Lassen Sie mich im Vorfeld in aller Deutlichkeit sagen: Als Grünes Bamberg sind wir der Überzeugung, dass der Nutzen des Bahnausbaus deutlich größer als der Schaden sein wird – wenn wir es jetzt richtig angehen. Erstmaliger Lärmschutz, neue Perspektiven bei der Stadtentwicklung und neue Wege bei der Mobilitätsplanung sind dabei nur einige Faktoren. In diesem Zusammenhang danken wir Ihnen Herr Beese, Ihnen Herr Reinhardt und der gesamten mit dem Bahnausbau betrauten Verwaltung für Ihr Engagement, Ihre Ideen und die heute zum Beschluss vorliegenden Einwendungen der Stadt Bamberg. Auf einige davon möchte ich eingehen:

  • Eine ebenso neue wie grandiose Überlegung ist die des sog. Gleispark Bamberg südöstlich der Pfisterbrücke. Es macht aus unserer Sicht absolut Sinn, solche Flächen die jetzt schon durch einen hohen Grünanteil geprägt sind nicht nur zu erhalten, sondern weiter zu stärken. Attraktive Fuß- und Radwegeverbindungen, Sport-, Erholungs- und Freizeitmöglichkeiten sowie eine naturnahe Gestaltung mit neuen Lebensräumen für Mensch und Natur sind für das gesamte Areal ein Gewinn. Der ortsansässige ETSV und die Kleingartenanlagen sollten selbstverständlich in die Überlegungen einbezogen werden.
  • Eine weitere richtig tolle Sache ist die neue Fuß- und Radwegbrücke Gundelsheimer Straße. Hier wird nicht nur eine historische Wegverbindung im Bamberger Norden wiederhergestellt, hier werden insbesondere auch der Fuß- und Radverkehr fernab von den Hauptverkehrsstraßen sicher und zügig aus Richtung Kramersfeld in die Stadt geführt. Diese zukünftige Route wird uns als Stadt helfen, unsere klima- und verkehrspolitischen Ziele zu erreichen und sie wird den Menschen helfen, nicht nur öfter mal aufs Rad zu steigen, sondern das auch sicher, entspannt und ohne Abgase zu tun.

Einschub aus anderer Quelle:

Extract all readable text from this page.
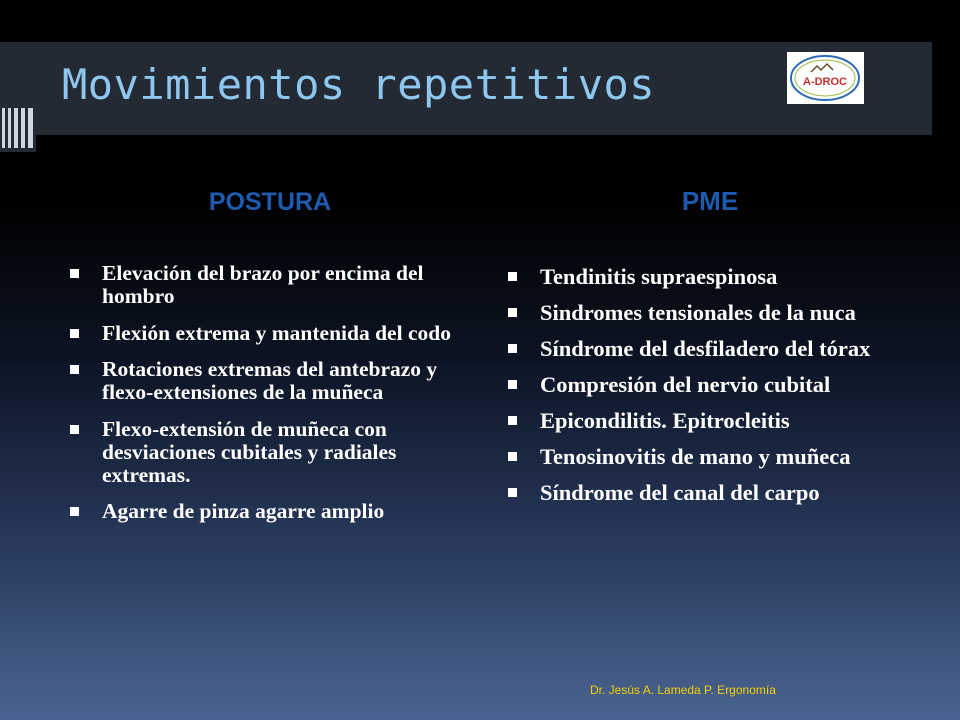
Movimientos repetitivos	A-DROC
POSTURA	PME
Elevación del brazo por encima del hombro
Flexión extrema y mantenida del codo
Rotaciones extremas del antebrazo y flexo-extensiones de la muñeca
Flexo-extensión de muñeca con desviaciones cubitales y radiales extremas.
Agarre de pinza agarre amplio
Tendinitis supraespinosa
Sindromes tensionales de la nuca
Síndrome del desfiladero del tórax
Compresión del nervio cubital
Epicondilitis. Epitrocleitis
Tenosinovitis de mano y muñeca
Síndrome del canal del carpo

Dr. Jesús A. Lameda P. Ergonomía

  • Beim Regionalen Omnibusbahnhof ROB sieht es so aus, als würde ein Projekt auf die Zielgerade einbiegen, für das sich eine ganze Generation meiner Fraktion leidenschaftlich, über viele Jahre und gegen viele Blockaden eingesetzt hat. Wir wünschen uns in diesem Zusammenhang für die detaillierte ROB-Planung, dass der Erhalt aller schützenswerten Gebäude im Bahnhofsbereich ernsthaft geprüft wird, da Denkmalschutz und die Stärkung des öffentlichen Nahverkehrs keinen Gegensatz bilden sollten und nach unserer Überzeugung hier auch nicht müssen. Hinsichtlich der ROB-Fläche aber hat die Bahn tatsächlich in einem der Beteiligungsgespräche Beweglichkeit signalisiert. Hieß es bisher wegen der angedachten Baufläche immer (im Übrigen sogar hier im Stadtrat): „geht nicht“, heißt es jetzt dank hartnäckigem Intervenieren wieder einmal: „geht nicht gibt’s nicht“. Wenn die Bahn also sagt, dass ein ROB auch unabhängig von der Zollnerunterführung realisiert werden kann, falls die Stadt eine alternative Baufläche zur Verfügung stellt: Worauf warten wir dann noch? Bieten wir der Bahn eine solche Fläche zeitnah an und sorgen so ebenso zeitnah endlich für eine bessere Verknüpfung des Stadt- Umland- Verkehrs, indem wir den ROB realisieren.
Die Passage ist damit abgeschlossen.